Gediz Üniversitesi Uluslararası Kanser Çalıştayı’nda Alman bilim adamından çarpıcı bir açıklama geldi. Prof.Dr. Matthias Kieslinger, "Kan kanserinin şifresini çözdük, kendi silahıyla vurup yüzde 95 yeniyoruz. Agresif kanser türlerinde ise sır perdesi henüz aralanamadı. Korunmak için bildiğimiz tek şey bağışıklık sistemini güçlü tutmak. Bunun da ilacı yok, sadece tavsiyelerde bulunuyoruz" dedi.

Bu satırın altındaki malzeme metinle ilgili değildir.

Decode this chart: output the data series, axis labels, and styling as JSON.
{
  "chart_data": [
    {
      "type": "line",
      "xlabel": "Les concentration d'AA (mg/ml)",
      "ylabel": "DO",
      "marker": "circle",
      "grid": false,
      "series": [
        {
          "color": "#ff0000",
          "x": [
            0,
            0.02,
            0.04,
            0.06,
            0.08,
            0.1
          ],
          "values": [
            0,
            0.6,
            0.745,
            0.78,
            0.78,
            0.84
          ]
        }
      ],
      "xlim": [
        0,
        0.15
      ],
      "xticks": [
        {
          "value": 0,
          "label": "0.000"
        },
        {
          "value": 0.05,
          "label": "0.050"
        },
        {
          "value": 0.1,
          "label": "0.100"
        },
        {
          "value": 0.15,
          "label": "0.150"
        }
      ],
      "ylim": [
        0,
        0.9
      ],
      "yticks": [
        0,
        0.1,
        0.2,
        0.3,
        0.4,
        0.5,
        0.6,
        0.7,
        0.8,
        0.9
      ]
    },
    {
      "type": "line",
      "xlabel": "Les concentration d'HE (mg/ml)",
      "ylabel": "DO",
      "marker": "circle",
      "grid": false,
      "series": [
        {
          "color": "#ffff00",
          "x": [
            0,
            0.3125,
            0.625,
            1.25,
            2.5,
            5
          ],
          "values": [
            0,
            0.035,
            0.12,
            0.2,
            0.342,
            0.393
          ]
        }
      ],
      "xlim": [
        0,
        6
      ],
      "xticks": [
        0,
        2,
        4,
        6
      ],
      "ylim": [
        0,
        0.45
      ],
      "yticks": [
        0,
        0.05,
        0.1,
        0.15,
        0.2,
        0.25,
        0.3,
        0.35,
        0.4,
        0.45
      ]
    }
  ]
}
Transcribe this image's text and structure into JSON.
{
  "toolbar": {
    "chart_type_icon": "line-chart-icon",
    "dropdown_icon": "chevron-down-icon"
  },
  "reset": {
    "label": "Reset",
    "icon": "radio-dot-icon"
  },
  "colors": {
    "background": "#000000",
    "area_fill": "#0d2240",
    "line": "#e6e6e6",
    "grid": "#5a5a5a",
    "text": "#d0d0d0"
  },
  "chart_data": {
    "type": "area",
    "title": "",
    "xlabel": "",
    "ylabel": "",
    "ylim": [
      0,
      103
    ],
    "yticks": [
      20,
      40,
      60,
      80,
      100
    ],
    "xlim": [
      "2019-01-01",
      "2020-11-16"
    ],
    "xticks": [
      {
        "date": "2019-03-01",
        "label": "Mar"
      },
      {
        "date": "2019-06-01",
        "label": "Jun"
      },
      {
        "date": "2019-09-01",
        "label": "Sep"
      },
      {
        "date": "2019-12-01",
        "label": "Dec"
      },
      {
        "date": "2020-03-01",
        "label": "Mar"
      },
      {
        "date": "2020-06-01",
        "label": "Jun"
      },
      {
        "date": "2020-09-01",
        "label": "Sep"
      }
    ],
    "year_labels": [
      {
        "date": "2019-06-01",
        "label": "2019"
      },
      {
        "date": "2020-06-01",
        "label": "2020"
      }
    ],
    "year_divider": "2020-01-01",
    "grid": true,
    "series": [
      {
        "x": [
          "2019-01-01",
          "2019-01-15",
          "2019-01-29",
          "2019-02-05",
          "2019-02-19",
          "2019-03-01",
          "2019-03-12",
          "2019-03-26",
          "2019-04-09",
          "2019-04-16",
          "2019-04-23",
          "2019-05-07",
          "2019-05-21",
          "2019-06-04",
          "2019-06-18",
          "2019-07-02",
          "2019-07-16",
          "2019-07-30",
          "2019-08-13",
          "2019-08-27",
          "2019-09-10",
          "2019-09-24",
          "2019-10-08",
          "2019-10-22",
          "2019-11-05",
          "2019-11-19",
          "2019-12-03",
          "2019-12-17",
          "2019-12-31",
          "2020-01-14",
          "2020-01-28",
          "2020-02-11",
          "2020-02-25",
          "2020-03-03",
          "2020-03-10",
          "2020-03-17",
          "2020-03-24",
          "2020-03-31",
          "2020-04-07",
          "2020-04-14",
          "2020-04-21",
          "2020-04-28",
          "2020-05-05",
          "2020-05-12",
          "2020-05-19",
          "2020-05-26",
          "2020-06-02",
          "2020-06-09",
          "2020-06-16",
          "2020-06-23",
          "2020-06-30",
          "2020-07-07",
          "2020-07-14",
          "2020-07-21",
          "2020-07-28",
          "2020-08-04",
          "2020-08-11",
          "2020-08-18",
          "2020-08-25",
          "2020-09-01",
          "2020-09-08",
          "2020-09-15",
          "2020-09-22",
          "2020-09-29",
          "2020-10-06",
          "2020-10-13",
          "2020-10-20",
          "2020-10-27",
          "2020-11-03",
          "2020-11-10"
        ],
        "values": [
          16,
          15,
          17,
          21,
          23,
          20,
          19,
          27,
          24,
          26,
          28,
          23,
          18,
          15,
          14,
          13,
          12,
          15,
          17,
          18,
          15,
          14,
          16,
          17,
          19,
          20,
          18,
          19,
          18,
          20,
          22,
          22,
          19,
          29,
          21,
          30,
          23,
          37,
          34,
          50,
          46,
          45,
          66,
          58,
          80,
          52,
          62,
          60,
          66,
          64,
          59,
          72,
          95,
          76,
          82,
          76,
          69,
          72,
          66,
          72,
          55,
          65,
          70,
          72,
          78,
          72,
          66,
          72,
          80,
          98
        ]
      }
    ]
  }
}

Kanser üzerine araştırmalar yapan Türk ve Alman bilim insanlarının buluştuğu Gediz Üniversitesi Uluslararası Kanser Çalıştayı’nın finalinde Almanya Helmholtz Kanser Merkezi Araştırma Grup Başkanı Dr. Matthias Kieslinger konuştu. 2014 Türk-Alman Bilim Yılı kapsamında TÜBİTAK tarafından desteklenen, Ege Üniversitesi ile İzmir Yüksek Teknoloji Enstitüsü işbirliğiyle gerçekleştirilen iki günlük organizasyonun kapanışında kürsüye çıkan Dr. Kieslinger, insanlığın kanserle imtihanında gelinen son noktayı özetledi. Dr. Kieslinger, kanserin neden oluştuğunun tüm türlerde de bilindiğini, fakat kimyasal şifreleri tam olarak çözülemediği için önlenemediğini açıkladı. Alman moleküler biyoloji ve gen uzmanı Dr. Kieslinger, sır perdesinin şu an için kan kanseri ile çocuk lösemisinde aralandığını dile getirdi, şunları söyledi:

“Kan kanserine yol açan proteini biliyoruz ve bu proteinden hazırlanan anti ajanla onu yok ediyoruz. Bir anlamda bu kanseri kendi silahıyla vurup, ilerlemiş evrelerde bile yüzde 95 yeniyoruz. Çocuk lösemisinde iyileşme oranını yüzde 80’e yükselttik. Bazı kanserlerde de erken teşhisle başarı şansımız fazla. Karaciğer, pankreas, beyin, kolon gibi agresif kanser türlerinde durum farklı. Araştırmalar sürüyor ancak şifreleri henüz tam çözülemedi. Bu türlerde çeşitli yöntemlerle yok etmeye çalıştığımız kanserleşmiş genler, yeni duruma karşı adapte olup canlı kalmaya ve yayılmaya devam ediyor. İnsanlık bunu önlemede şu an için çaresiz durumda. Bir gün mutlaka bu engel de aşılacak, bu kanserlerden ölüm kader olmaktan çıkacak.”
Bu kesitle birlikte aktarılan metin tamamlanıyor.